Title Over Substance

Stylish and hollow, Lucky Number Slevin is more enjoyable than its title leads you to expect

Mike D'Angelo

So here it is. I didn't think they'd have the guts, frankly. It's one thing to turn up at Sundance with a movie called Lucky Number Slevin, banking upon the forbearance of a gaggle of weary, oxygen-deprived journalists. Given three months between world premiere and commercial release, though, you'd think sanity might eventually have prevailed. Truth is, none of the numerous hairpin plot twists animating this stylishly hollow thriller is even one-tenth as entertaining as a little twisted speculation about the brainstorming session that might have produced that title. "I think I've got it, boss: The Lanced Boil." "Hmm. Not bad, but I see our target audience merely wincing, not actively recoiling." "How's about ... Mumblecrumblejumbletumble?" "C'mon. Do we really want to settle for stupid? Think noxious, people."


On the plus side, the film itself can't possibly live down to the expectations of idiocy engendered by its titular "pun." Slevin, it turns out, is the name of our hero, an ostensibly regular guy played with disarming nonchalance (given his predicament) by Josh Hartnett. Arriving in New York City following a nasty breakup, Slevin gets mugged while he's practically still on the airport tarmac; shortly thereafter, this hapless (and newly walletless) innocent winds up being mistaken for the deadbeat pal in whose apartment he's crashing, targeted by not one but two ice-cold criminal kingpins—archrivals, no less, who've spent the last two decades malevolently eyeing each other from matching penthouse suites situated just a few blocks apart. Hauled before "The Boss" (Morgan Freeman) wearing nothing but slippers and a floral-print towel wrapped around his waist—one of the film's wittier touches—Slevin learns that he, which is to say his buddy, is on the books for nearly a hundred grand; The Boss might be willing to forgive that debt, however, if Slevin will kill the son of "The Rabbi" (Ben Kingsley). Needless to say, The Rabbi, to whom Slevin's mysterious and increasingly dodgy-seeming "friend" also owes a bundle, proposes an alternative. And both deals, it seems, are being orchestrated behind the scenes by an enigmatic hit man called Mr. Goodkat (Bruce Willis), whose perpetual dry smirk may well be even less flattering than his wispy toupee.

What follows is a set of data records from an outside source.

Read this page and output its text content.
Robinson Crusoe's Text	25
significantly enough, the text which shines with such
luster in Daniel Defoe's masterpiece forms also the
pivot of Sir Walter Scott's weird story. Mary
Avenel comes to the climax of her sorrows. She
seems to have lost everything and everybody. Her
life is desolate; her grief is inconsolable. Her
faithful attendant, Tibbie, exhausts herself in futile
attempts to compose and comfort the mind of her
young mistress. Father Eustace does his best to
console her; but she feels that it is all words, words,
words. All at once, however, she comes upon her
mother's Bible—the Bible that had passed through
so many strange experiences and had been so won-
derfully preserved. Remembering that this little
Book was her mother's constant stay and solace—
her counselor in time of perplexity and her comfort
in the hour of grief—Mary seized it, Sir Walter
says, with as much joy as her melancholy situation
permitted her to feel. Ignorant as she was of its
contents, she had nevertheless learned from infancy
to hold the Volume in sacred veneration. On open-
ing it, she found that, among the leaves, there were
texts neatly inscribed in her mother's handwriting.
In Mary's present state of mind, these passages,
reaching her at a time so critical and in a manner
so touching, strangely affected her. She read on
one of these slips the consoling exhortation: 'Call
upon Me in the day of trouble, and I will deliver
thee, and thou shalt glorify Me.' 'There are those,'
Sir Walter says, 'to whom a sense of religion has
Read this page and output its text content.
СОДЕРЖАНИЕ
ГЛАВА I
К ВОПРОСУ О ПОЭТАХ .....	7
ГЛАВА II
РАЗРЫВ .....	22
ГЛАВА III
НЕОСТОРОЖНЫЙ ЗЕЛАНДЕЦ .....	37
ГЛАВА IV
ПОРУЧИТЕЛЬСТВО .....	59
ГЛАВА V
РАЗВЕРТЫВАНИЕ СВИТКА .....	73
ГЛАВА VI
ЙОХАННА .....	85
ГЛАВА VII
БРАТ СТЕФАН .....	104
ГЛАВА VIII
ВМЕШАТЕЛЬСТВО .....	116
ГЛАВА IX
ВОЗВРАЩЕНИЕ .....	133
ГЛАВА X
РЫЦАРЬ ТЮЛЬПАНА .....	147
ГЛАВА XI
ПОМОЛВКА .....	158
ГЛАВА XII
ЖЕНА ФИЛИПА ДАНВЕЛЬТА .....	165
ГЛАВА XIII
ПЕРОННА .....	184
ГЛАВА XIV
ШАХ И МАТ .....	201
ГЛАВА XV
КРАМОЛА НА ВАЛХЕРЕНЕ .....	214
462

"Ever hear of the Kansas City Shuffle?" asks Mr. Goodkat of one victim. By this, it transpires, he means an elaborate, neo-Mametian feint: "They look left, you go right," or some jukey maneuver to that effect. Lucky Number Slevin's inevitable rug-pulling, however, is almost painfully transparent, unless you believe that professional assassins really do distract their targets via hecka-long, convoluted anecdotes that will surely have no bearing on subsequent events. To forestall such questions, and distract us from the film's core emptiness, director Paul McGuigan (Gangster No. 1, Wicker Park) and his crew very nearly art-direct everything into the dirt: The wallpaper in ordinary apartment buildings is a catalogue of optical illusions, and one fleeting overhead shot of a parking lot features an array of vehicles so expertly color-coordinated they could be photoshopped into a Kelly-Moore spread. In a Wong Kar-wai movie, say, such lavish design will mirror or counterpoint emotion; here, in the absence of any emotion whatsoever, it comes across as affectation at best, desperation at worst.


Still, for some viewers, you can't go completely awry with this kind of superficially engaging nonsense, so long as the plot is reasonably clever and the cast seems to be having a good time. I must confess to being among the forgiving. Lucky Number Slevin can't boast of a single interesting or novel idea, but it did hold my attention throughout, thanks to brisk pacing, a smattering of sharp one-liners (first-time screenwriter Jason Smilovic lifts shamelessly from Tarantino, but with more flair than most), and a twinkling ensemble more than happy to roll with the script's churning preposterousness. (The exception: Willis, tediously grave.) If nothing else, we owe this movie a sincere debt of gratitude for finally freeing Lucy Liu from the dragon-lady cell in which she's been imprisoned since Ally McBeal. Even as one of Charlie's Angels, Liu wound up relegated to the role of impassive straight woman, getting way less than her fair third of the fun and folly; Tarantino gave her a terrific part in Kill Bill, but even that was predicated on the gulf between her size and her demeanor. Here, as Slevin's across-the-hall neighbor, she's allowed to be warm, flirtatious, even fetching. She arguably out-Drews Drew.